Today we gathered up another batch of late ripening tomatoes and cooked them down into sauce. Tomatoes in October is out of the ordinary for around here. And there are still a lot of green tomatoes, and blossoms! We harvested melons from the garden–months beyond their normal harvest time.
From my foraging group, we are hearing reports of harvested asparagus shoots, morel mushrooms, and other spring fare. My iris bulbs are sprouting.
It was a long, wet, mild summer, capped off with an extended warm autumn. Though some of the trees have turned and dropped their leaves (you can always count on the American black cherry trees to go early), many, if not most, of the trees are still sporting full green foliage. I took a walk in the forest today, and it looked like August. We’ve noticed that when the trees do go, the color is drab and brief, before fading to brown. We are accustomed to brilliant fall color. Spoiled I guess. The past few years when the autumns were mild, the color season has been increasingly less spectacular. The good news is that this year there is some relief from the constant drone of tourists in helicopters.

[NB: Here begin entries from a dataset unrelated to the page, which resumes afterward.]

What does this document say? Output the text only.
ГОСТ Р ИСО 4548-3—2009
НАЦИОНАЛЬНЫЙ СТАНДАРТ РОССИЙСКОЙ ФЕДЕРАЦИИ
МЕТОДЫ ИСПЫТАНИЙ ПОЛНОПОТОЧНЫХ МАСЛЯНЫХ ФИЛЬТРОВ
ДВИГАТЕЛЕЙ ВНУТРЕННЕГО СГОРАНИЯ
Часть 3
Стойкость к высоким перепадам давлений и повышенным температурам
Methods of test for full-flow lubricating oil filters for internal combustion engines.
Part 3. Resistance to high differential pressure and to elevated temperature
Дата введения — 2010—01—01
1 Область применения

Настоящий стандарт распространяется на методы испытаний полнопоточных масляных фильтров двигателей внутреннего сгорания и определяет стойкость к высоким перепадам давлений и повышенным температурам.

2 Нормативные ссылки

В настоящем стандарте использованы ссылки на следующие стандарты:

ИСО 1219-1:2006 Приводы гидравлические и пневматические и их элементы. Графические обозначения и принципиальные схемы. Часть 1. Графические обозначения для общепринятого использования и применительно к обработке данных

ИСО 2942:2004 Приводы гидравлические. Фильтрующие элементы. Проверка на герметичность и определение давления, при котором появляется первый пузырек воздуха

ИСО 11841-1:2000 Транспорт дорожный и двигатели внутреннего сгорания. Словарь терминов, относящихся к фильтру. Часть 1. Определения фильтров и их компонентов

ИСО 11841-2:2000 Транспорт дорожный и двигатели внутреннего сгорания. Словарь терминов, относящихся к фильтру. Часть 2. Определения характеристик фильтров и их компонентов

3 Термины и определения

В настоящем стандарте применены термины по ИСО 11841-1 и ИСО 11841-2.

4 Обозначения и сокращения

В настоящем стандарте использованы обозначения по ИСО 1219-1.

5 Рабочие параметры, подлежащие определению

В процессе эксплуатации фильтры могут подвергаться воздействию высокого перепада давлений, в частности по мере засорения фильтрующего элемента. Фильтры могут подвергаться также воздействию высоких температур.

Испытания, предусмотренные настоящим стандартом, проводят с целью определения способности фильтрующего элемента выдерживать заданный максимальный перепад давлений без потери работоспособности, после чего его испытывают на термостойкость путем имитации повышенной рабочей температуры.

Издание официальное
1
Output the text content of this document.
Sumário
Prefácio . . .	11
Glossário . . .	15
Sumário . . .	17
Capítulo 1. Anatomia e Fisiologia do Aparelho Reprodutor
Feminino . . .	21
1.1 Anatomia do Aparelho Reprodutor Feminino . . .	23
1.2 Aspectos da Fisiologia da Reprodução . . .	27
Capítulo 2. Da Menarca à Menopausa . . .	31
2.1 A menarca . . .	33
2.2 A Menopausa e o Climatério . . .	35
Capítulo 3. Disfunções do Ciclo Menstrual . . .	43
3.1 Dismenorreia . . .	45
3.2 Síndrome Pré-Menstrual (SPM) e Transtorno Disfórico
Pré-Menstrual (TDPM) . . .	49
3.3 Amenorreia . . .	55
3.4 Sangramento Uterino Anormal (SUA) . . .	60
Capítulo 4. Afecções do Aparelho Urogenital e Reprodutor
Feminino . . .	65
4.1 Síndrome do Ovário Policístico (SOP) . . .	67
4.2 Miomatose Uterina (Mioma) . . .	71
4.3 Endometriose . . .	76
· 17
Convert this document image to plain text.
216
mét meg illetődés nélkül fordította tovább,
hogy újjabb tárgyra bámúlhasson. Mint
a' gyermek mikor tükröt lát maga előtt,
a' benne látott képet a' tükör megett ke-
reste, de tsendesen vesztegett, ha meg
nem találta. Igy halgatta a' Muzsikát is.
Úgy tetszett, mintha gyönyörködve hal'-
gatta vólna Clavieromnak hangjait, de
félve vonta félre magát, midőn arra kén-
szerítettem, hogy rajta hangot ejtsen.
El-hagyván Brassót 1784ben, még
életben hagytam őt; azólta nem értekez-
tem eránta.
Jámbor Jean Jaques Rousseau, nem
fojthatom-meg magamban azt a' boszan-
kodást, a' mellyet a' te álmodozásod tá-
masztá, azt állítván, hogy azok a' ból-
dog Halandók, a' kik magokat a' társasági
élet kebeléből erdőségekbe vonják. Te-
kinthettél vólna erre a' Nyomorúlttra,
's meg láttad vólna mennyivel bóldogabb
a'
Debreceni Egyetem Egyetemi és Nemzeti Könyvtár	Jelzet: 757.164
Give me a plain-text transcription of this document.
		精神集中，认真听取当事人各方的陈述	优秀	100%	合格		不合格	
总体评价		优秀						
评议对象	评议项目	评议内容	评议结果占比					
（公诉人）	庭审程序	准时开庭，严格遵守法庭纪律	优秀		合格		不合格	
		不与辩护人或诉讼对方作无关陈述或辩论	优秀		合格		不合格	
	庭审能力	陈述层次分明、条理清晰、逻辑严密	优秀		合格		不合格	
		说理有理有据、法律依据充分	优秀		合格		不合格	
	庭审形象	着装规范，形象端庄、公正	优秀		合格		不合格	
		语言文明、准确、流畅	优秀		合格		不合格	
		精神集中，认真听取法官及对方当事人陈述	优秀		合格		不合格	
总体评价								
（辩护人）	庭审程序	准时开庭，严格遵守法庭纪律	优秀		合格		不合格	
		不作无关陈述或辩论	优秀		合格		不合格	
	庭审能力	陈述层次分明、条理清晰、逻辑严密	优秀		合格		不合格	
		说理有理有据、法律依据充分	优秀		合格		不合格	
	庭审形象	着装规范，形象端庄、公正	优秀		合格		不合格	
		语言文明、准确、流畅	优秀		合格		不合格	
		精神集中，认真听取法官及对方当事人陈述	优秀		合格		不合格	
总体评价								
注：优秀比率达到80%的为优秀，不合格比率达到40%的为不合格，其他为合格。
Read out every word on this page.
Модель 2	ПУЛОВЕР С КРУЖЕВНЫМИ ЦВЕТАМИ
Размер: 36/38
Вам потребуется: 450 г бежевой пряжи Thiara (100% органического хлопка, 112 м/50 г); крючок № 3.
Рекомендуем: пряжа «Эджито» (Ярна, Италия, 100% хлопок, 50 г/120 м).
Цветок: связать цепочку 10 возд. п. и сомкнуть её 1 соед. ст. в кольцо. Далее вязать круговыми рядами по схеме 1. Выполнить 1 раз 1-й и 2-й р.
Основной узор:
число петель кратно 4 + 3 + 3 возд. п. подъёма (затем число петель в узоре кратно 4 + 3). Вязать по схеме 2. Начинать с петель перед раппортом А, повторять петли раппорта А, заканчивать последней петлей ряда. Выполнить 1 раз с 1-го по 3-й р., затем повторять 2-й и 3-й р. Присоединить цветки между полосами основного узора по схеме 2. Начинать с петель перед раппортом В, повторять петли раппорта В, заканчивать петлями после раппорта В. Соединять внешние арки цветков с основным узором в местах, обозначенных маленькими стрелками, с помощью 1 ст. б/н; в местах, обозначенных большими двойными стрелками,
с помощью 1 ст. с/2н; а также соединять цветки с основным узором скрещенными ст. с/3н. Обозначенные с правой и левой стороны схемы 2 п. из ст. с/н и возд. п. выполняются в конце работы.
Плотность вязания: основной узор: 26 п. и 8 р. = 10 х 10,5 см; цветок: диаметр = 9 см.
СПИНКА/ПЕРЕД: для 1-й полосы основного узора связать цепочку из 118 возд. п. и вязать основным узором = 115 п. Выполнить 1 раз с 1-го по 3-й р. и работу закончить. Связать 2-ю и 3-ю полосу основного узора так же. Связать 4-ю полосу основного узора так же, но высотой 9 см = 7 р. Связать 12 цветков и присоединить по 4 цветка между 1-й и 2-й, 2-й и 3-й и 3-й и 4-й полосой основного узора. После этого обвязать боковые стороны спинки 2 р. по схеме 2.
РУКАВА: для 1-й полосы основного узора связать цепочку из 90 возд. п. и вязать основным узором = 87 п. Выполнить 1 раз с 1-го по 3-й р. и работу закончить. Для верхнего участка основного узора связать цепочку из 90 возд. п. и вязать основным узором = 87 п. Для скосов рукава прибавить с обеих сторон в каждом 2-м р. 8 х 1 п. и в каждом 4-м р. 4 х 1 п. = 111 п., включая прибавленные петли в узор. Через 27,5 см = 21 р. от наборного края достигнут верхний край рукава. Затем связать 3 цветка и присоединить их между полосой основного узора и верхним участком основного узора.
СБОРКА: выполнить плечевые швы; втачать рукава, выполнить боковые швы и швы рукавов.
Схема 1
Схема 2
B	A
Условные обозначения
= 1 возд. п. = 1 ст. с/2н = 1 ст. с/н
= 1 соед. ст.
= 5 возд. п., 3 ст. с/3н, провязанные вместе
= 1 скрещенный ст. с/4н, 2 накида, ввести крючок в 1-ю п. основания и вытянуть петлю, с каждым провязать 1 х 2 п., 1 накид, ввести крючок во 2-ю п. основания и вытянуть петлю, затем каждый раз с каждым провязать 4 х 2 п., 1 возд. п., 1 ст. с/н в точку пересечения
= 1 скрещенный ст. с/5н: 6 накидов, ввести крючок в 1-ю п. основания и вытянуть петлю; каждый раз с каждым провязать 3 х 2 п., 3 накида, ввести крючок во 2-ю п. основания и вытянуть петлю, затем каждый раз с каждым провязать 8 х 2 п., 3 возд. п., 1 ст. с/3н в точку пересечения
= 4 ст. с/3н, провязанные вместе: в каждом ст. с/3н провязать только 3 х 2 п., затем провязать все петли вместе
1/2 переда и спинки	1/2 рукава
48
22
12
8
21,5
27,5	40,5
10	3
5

Usually, when I can tomatoes, it’s in the heat of the summer. I throw open the windows and vent the steam to the great outdoors. Now it’s a little on the cool side out there, and I’m not willing to dump quarts and quarts of steam into a closed house. Rick came up with the perfect solution. Reduce the tomato sauce outdoors, on a propane burner. I keeps the moisture and tomato aromas outside. I had to hang the laundry on the far end of the clothesline, for fear that my fresh clean clothes and linens would pick up the tomato fragrance, but otherwise, it worked well.
By all accounts, the abnormally warm weather will run at least another couple of weeks. I don’t mind–we’ve still got plenty to do outdoors. I have some transplanting to do–though I was hoping the berry plants would go a little more dormant before I moved them. We just have to wait and see.